A l’occasion de la journée internationale des travailleurs, l’ONG Oxfam et la Confédération syndicale internationale (CSI) publient, vendredi 1er mai, une étude comparative de l’évolution des rémunérations des dirigeants d’entreprises par rapport à celle des travailleurs, en France et dans le monde.

Selon cette analyse, les patrons des plus grandes sociétés mondiales ont vu leurs salaires augmenter de 11 % en termes réels (corrigé de l’inflation) en 2025, tandis que la rémunération moyenne d’un travailleur n’a augmenté que de 0,5 %. Le rapport explique que « l’analyse porte sur les 1 500 entreprises les plus rémunératrices de 33 pays ayant rapporté la rémunération de leur PDG en 2025 ».

Pour la France, les rémunérations des dirigeants des plus grandes entreprises augmentent 3,3 fois plus vite que celle des salariés en France, selon Oxfam et la CSI, un « fossé grandissant » qui est notamment illustré par l’évolution de la rémunération des directeurs généraux et PDG du CAC 40.

La rémunération de 26 d’entre eux a augmenté de 18 % entre 2024 et 2025, et seules 26 entreprises du CAC 40 ont fourni les données, a précisé Oxfam à l’Agence France-Presse (AFP). Sans surprise, l’étude précise que les revenus des dirigeants comprennent leur rémunération, et, pour l’essentiel, des revenus du capital qu’ils perçoivent sous la forme de dividendes notamment.

Les milliardaires possèdent une richesse équivalente à 17 % du PIB mondial

Près de 80 milliards de dollars (68 milliards d’euros environ) ont été versés à près d’un millier de milliardaires identifiés par la CSI et Oxfam, distribués sous forme de dividendes en 2025, soit 2 500 dollars (soit 2 130 euros environ) par seconde.
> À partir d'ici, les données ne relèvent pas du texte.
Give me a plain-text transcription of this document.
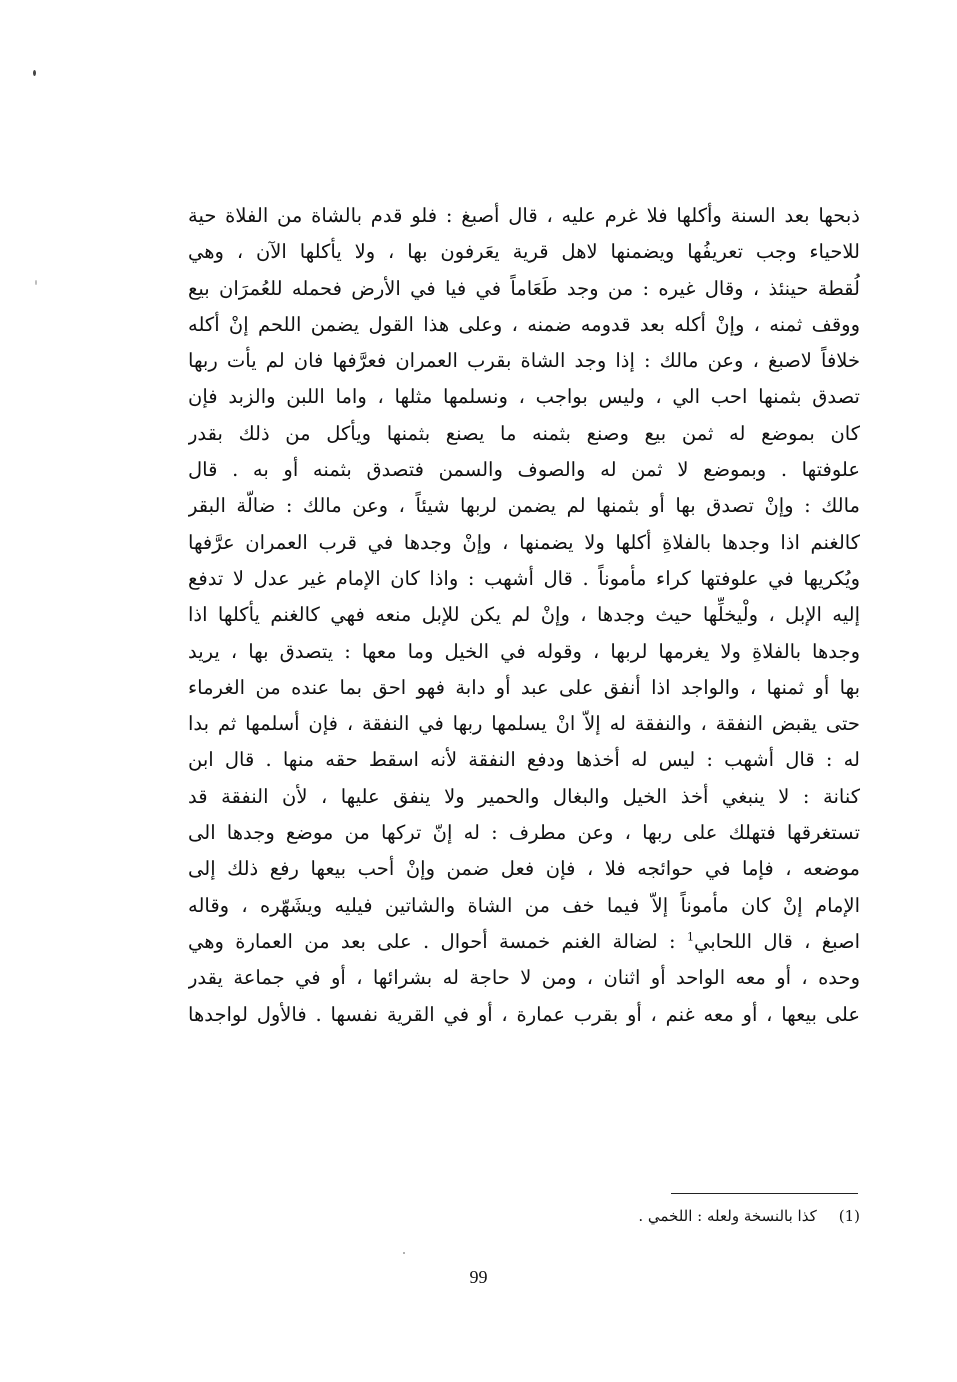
ذبحها بعد السنة وأكلها فلا غرم عليه ، قال أصبغ : فلو قدم بالشاة من الفلاة حية
للاحياء وجب تعريفُها ويضمنها لاهل قرية يعَرفون بها ، ولا يأكلها الآن ، وهي
لُقطة حينئذ ، وقال غيره : من وجد طَعَاماً في فيا في الأرض فحمله للعُمرَان بيع
ووقف ثمنه ، وإنْ أكله بعد قدومه ضمنه ، وعلى هذا القول يضمن اللحم إنْ أكله
خلافاً لاصبغ ، وعن مالك : إذا وجد الشاة بقرب العمران فعرَّفها فان لم يأت ربها
تصدق بثمنها احب الي ، وليس بواجب ، ونسلمها مثلها ، واما اللبن والزبد فإن
كان بموضع له ثمن بيع وصنع بثمنه ما يصنع بثمنها ويأكل من ذلك بقدر
علوفتها . وبموضع لا ثمن له والصوف والسمن فتصدق بثمنه أو به . قال
مالك : وإنْ تصدق بها أو بثمنها لم يضمن لربها شيئاً ، وعن مالك : ضالّة البقر
كالغنم اذا وجدها بالفلاةِ أكلها ولا يضمنها ، وإنْ وجدها في قرب العمران عرَّفها
ويُكريها في علوفتها كراء مأموناً . قال أشهب : واذا كان الإمام غير عدل لا تدفع
إليه الإبل ، ولْيخلِّها حيث وجدها ، وإنْ لم يكن للإبل منعه فهي كالغنم يأكلها اذا
وجدها بالفلاةِ ولا يغرمها لربها ، وقوله في الخيل وما معها : يتصدق بها ، يريد
بها أو ثمنها ، والواجد اذا أنفق على عبد أو دابة فهو احق بما عنده من الغرماء
حتى يقبض النفقة ، والنفقة له إلاّ انْ يسلمها ربها في النفقة ، فإن أسلمها ثم بدا
له : قال أشهب : ليس له أخذها ودفع النفقة لأنه اسقط حقه منها . قال ابن
كنانة : لا ينبغي أخذ الخيل والبغال والحمير ولا ينفق عليها ، لأن النفقة قد
تستغرقها فتهلك على ربها ، وعن مطرف : له إنّ تركها من موضع وجدها الى
موضعه ، فإما في حوائجه فلا ، فإن فعل ضمن وإنْ أحب بيعها رفع ذلك إلى
الإمام إنْ كان مأموناً إلاّ فيما خف من الشاة والشاتين فيليه ويشَهّره ، وقاله
اصبغ ، قال اللحابي$^1$ : لضالة الغنم خمسة أحوال . على بعد من العمارة وهي
وحده ، أو معه الواحد أو اثنان ، ومن لا حاجة له بشرائها ، أو في جماعة يقدر
على بيعها ، أو معه غنم ، أو بقرب عمارة ، أو في القرية نفسها . فالأول لواجدها
(1)كذا بالنسخة ولعله : اللخمي .
99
Le PDG du géant du luxe LVMH, Bernard Arnault (et sa famille), a empoché les dividendes parmi les plus importants en 2025, avec 3,8 milliards de dollars, selon les auteurs de l’étude. Au niveau mondial, 3 428 milliardaires, des hommes à 86 %, « dominent l’économie mondiale » et possèdent une richesse équivalente à 17 % du PIB mondial, selon cette étude.

La CSI et Oxfam plaident notamment pour une « imposition effective des super-riches » sur les revenus et la richesse pour réduire le niveau des inégalités, peut-on lire.